According to Interesting Engineering, the startup says a black yeast-like fungus can convert carbon-rich byproducts from bioethanol, sugar, and paper industries into three compounds: a bio-based polyester, pullulan (an edible polymer already used in food), and novel surfactants (which are widely used in detergents) that are still being studied, according to the report.
Unlike traditional chemical processes that consume high energy and can generate toxic products, Biophelion's fungal process is designed to be efficient and circular. The team continues to explore whether pullulan could be used as a 3D printing material, which could replace petroleum-based plastics during manufacturing.
To take it a step further, Biophelion envisions using 3D printed bioreactors that would allow the fungus to produce an entire production environment in addition to a single product.
This matters because global waste production is growing and plastics contribute strongly to pollution and poor waste management (like "garbage lasagna" in landfills).

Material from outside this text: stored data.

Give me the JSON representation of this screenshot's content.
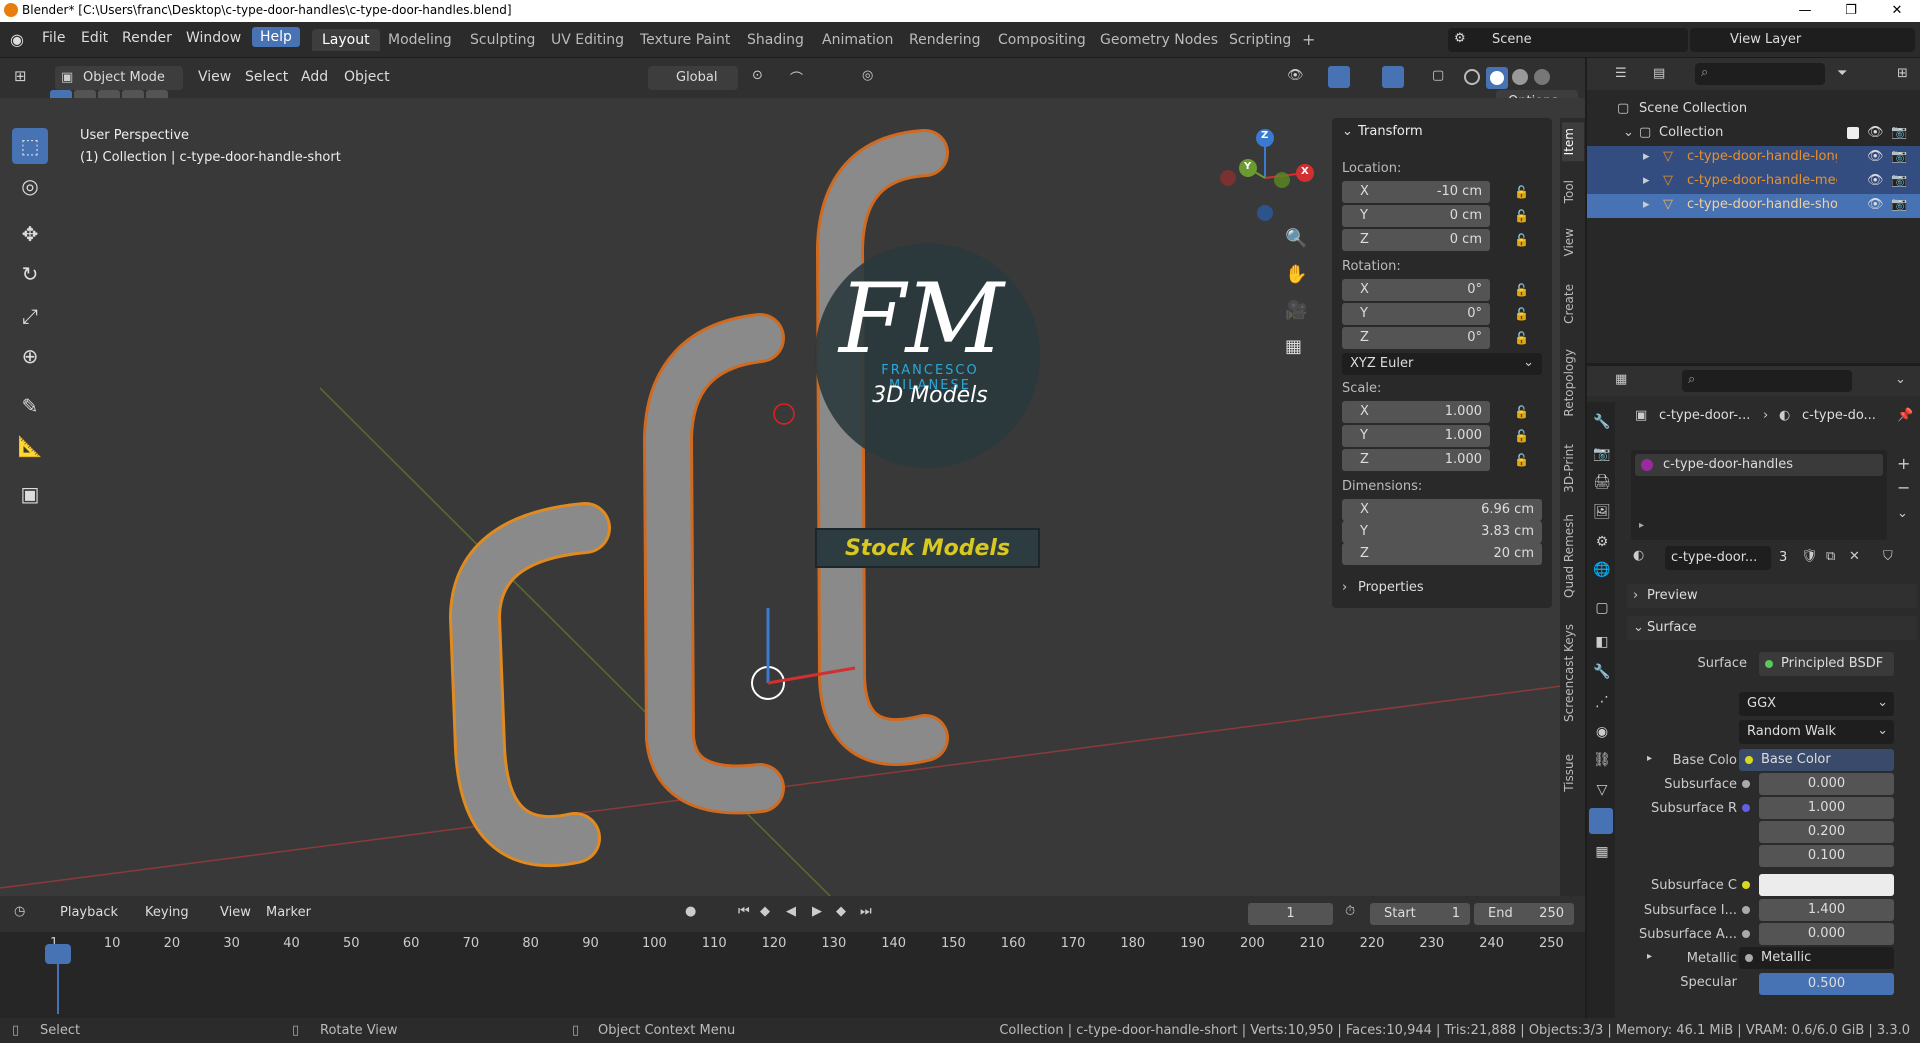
{
  "titlebar": {
    "title": "Blender* [C:\\Users\\franc\\Desktop\\c-type-door-handles\\c-type-door-handles.blend]"
  },
  "menus": [
    "File",
    "Edit",
    "Render",
    "Window",
    "Help"
  ],
  "workspaces": [
    "Layout",
    "Modeling",
    "Sculpting",
    "UV Editing",
    "Texture Paint",
    "Shading",
    "Animation",
    "Rendering",
    "Compositing",
    "Geometry Nodes",
    "Scripting"
  ],
  "scene": {
    "label": "Scene",
    "view_layer": "View Layer"
  },
  "header3d": {
    "mode": "Object Mode",
    "view": "View",
    "select": "Select",
    "add": "Add",
    "object": "Object",
    "orientation": "Global",
    "options": "Options"
  },
  "viewport": {
    "perspective": "User Perspective",
    "collection_info": "(1) Collection | c-type-door-handle-short",
    "watermark_initials": "FM",
    "watermark_name": "FRANCESCO MILANESE",
    "watermark_sub": "3D Models",
    "watermark_banner": "Stock Models"
  },
  "gizmo": {
    "z": "Z",
    "y": "Y",
    "x": "X"
  },
  "npanel": {
    "title": "Transform",
    "location_label": "Location:",
    "location": [
      {
        "ax": "X",
        "val": "-10 cm"
      },
      {
        "ax": "Y",
        "val": "0 cm"
      },
      {
        "ax": "Z",
        "val": "0 cm"
      }
    ],
    "rotation_label": "Rotation:",
    "rotation": [
      {
        "ax": "X",
        "val": "0°"
      },
      {
        "ax": "Y",
        "val": "0°"
      },
      {
        "ax": "Z",
        "val": "0°"
      }
    ],
    "rotation_mode": "XYZ Euler",
    "scale_label": "Scale:",
    "scale": [
      {
        "ax": "X",
        "val": "1.000"
      },
      {
        "ax": "Y",
        "val": "1.000"
      },
      {
        "ax": "Z",
        "val": "1.000"
      }
    ],
    "dimensions_label": "Dimensions:",
    "dimensions": [
      {
        "ax": "X",
        "val": "6.96 cm"
      },
      {
        "ax": "Y",
        "val": "3.83 cm"
      },
      {
        "ax": "Z",
        "val": "20 cm"
      }
    ],
    "properties": "Properties"
  },
  "vtabs": [
    "Item",
    "Tool",
    "View",
    "Create",
    "Retopology",
    "3D-Print",
    "Quad Remesh",
    "Screencast Keys",
    "Tissue"
  ],
  "outliner": {
    "scene_collection": "Scene Collection",
    "collection": "Collection",
    "items": [
      "c-type-door-handle-long",
      "c-type-door-handle-med",
      "c-type-door-handle-short"
    ]
  },
  "properties": {
    "breadcrumb1": "c-type-door-...",
    "breadcrumb2": "c-type-do...",
    "material_slot": "c-type-door-handles",
    "material_name": "c-type-door...",
    "material_users": "3",
    "preview": "Preview",
    "surface_section": "Surface",
    "surface_label": "Surface",
    "surface_value": "Principled BSDF",
    "distribution": "GGX",
    "subsurface_method": "Random Walk",
    "rows": [
      {
        "label": "Base Colo",
        "value": "Base Color"
      },
      {
        "label": "Subsurface",
        "value": "0.000"
      },
      {
        "label": "Subsurface R",
        "value": "1.000"
      },
      {
        "label": "",
        "value": "0.200"
      },
      {
        "label": "",
        "value": "0.100"
      },
      {
        "label": "Subsurface C",
        "value": ""
      },
      {
        "label": "Subsurface I...",
        "value": "1.400"
      },
      {
        "label": "Subsurface A...",
        "value": "0.000"
      },
      {
        "label": "Metallic",
        "value": "Metallic"
      },
      {
        "label": "Specular",
        "value": "0.500"
      }
    ]
  },
  "timeline": {
    "playback": "Playback",
    "keying": "Keying",
    "view": "View",
    "marker": "Marker",
    "current_frame": "1",
    "start_label": "Start",
    "start": "1",
    "end_label": "End",
    "end": "250",
    "ticks": [
      "1",
      "10",
      "20",
      "30",
      "40",
      "50",
      "60",
      "70",
      "80",
      "90",
      "100",
      "110",
      "120",
      "130",
      "140",
      "150",
      "160",
      "170",
      "180",
      "190",
      "200",
      "210",
      "220",
      "230",
      "240",
      "250"
    ]
  },
  "statusbar": {
    "select": "Select",
    "rotate": "Rotate View",
    "context": "Object Context Menu",
    "info": "Collection | c-type-door-handle-short | Verts:10,950 | Faces:10,944 | Tris:21,888 | Objects:3/3 | Memory: 46.1 MiB | VRAM: 0.6/6.0 GiB | 3.3.0"
  }
}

According to a review in Carbohydrate Polymers, pullulan production from agro-industrial waste has the potential to reduce environmental load by the process of turning waste into food-grade material, supporting the efficiency of this method.
For consumers, this could mean new packaging materials that are safer and easier on the environment. If Biophelion is successful, this would reduce the toxic gases that often come from conventional plastic production, which science has shown contributes to the overheating of the planet.
"Biophelion is specifically developing applications that are not yet conceivable today — we are breaking new ground with pullulan and our surfactant molecule in particular," said Till Tiso, one of the founders, in the company's announcement cited by Interesting Engineering. The team also notes the importance of scaling up to continue to optimize these materials for the future of fungus-based production processes.